The problem with metro is it’s hard to differentiate - wallflower
http://www.riagenic.com/archives/889

======
pedalpete
Though I somewhat agree with the longevity of metro, I'm still loving it now,
and I hope that developers do original things with it.

By comparison, I find iOS looks very old as well. The example about the 'new
iPad' in the post likely wasn't talk about how innovative the iPad UX/UI is.
It isn't. The iCons are as they have always been.
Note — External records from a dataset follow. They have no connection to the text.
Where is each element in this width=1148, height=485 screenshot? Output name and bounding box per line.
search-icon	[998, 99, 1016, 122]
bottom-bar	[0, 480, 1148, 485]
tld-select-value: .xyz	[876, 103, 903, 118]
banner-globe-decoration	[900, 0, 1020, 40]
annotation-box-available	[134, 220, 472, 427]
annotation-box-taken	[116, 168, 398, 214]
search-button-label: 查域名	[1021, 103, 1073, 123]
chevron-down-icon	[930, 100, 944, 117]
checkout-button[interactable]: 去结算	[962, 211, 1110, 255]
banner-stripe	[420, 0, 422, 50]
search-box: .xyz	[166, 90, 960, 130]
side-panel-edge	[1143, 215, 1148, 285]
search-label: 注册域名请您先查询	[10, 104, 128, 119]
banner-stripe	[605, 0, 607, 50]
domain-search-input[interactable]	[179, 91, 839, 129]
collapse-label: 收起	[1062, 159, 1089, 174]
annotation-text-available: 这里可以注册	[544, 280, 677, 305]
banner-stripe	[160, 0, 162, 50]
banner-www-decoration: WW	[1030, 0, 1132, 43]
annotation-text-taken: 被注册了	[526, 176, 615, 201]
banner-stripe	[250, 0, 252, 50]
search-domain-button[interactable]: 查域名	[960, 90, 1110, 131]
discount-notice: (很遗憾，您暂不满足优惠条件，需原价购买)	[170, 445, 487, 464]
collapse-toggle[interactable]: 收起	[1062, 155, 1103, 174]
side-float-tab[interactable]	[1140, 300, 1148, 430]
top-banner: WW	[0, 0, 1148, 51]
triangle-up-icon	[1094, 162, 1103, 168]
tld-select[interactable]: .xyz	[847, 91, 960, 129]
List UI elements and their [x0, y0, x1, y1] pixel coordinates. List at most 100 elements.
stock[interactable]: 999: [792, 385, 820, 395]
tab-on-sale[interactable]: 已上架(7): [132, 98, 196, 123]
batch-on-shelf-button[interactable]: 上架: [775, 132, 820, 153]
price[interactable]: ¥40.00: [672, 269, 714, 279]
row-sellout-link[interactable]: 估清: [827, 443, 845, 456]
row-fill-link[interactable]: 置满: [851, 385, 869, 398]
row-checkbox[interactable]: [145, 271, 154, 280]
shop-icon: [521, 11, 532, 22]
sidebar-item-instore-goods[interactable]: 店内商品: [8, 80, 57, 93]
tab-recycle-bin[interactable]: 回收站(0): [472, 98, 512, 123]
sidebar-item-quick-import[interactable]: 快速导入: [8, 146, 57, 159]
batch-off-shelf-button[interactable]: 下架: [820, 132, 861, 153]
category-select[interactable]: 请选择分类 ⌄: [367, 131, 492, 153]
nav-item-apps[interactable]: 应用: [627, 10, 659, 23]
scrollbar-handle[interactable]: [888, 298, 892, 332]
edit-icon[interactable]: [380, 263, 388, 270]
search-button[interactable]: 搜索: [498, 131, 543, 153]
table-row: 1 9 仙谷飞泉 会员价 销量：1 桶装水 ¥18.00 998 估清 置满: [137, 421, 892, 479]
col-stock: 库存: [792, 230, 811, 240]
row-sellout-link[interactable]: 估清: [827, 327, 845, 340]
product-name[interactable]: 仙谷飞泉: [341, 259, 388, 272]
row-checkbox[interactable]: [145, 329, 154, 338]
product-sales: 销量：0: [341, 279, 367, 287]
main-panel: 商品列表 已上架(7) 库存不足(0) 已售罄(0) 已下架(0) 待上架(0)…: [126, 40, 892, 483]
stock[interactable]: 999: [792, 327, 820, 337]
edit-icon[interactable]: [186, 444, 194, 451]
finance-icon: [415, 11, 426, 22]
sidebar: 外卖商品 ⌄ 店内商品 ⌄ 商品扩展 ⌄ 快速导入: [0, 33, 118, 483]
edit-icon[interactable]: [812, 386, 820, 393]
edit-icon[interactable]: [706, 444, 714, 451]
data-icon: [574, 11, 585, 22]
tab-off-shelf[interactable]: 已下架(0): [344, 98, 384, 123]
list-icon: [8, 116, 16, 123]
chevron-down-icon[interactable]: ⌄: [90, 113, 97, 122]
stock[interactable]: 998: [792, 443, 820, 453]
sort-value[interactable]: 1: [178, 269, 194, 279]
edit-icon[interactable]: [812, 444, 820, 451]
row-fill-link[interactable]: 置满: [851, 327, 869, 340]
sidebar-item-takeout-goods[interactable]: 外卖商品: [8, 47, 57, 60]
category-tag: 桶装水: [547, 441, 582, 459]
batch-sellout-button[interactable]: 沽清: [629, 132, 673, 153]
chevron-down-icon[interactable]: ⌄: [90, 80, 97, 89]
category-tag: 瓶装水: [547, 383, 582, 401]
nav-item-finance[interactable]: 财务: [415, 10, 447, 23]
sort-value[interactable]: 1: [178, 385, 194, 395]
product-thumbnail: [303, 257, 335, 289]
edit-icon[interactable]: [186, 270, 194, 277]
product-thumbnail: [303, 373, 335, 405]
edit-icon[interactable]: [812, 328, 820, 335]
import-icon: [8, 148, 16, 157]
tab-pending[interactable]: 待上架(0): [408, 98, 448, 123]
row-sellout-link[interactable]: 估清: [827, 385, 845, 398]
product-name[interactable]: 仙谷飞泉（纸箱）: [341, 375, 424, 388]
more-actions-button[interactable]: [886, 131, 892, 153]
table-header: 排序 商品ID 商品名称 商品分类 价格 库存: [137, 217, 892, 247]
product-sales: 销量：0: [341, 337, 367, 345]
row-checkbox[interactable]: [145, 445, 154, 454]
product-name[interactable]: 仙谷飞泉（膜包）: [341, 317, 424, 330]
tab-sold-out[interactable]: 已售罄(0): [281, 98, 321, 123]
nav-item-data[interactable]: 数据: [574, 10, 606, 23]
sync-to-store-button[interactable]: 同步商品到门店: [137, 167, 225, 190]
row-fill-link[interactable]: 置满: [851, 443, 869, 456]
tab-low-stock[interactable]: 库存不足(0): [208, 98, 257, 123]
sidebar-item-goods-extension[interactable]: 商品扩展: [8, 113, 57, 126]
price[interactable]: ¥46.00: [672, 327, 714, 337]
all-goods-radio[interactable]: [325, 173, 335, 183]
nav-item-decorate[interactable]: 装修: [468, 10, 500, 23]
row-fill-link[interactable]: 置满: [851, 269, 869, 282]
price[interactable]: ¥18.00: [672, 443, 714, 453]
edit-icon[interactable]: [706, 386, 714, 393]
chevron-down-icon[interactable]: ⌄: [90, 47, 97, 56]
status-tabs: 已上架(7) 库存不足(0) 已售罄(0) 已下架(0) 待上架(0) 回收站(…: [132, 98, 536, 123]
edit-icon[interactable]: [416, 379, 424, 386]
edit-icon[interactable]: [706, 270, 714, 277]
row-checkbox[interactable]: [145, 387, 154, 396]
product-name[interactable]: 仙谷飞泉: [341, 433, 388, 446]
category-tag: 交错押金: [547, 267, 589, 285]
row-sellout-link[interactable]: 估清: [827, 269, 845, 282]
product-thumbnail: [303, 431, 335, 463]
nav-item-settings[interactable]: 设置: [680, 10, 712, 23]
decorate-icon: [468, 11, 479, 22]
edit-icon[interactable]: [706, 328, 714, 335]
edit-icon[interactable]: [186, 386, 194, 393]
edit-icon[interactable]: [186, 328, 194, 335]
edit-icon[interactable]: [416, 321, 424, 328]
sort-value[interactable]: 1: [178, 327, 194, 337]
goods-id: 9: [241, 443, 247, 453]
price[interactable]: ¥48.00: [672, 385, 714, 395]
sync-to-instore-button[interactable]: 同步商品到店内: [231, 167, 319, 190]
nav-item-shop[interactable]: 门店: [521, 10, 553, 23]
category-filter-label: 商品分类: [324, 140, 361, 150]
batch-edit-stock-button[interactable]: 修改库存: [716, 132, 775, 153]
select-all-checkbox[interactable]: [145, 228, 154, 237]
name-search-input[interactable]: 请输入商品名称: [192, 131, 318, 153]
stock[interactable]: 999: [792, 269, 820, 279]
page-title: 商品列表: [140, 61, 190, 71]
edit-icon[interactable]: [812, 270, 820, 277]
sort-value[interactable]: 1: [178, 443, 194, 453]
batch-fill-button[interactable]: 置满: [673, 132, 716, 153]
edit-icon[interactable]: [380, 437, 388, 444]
The structure of the screens
is the same as the original Palm devices, and I'm sure they weren't the first.

The poster talks about how he feels Microsoft is screwing up because they are
targeting the 'tech crowd' rather than the average man, but seems to ignore
that Apple targeted the creative crowd, which later fed their growth into a
mainstream market.

I don't think this is something Microsoft considered, as they're just not
great marketers, but this could be a huge boon to Microsoft in the long-term.
If the tech crowd loves Microsoft products, and uses them and talks about
them, and becomes snobs about anybody using Apple (doubtful), this could play
into Microsofts hands. It's worth a shot at least.

After using WP7 for more for a year, I still find it to be beautiful, I think
the challenge isn't as the poster explains it, but rather it is difficult for
an app developer to create an icon which really stands out, which is what I
thought the post would be about originally.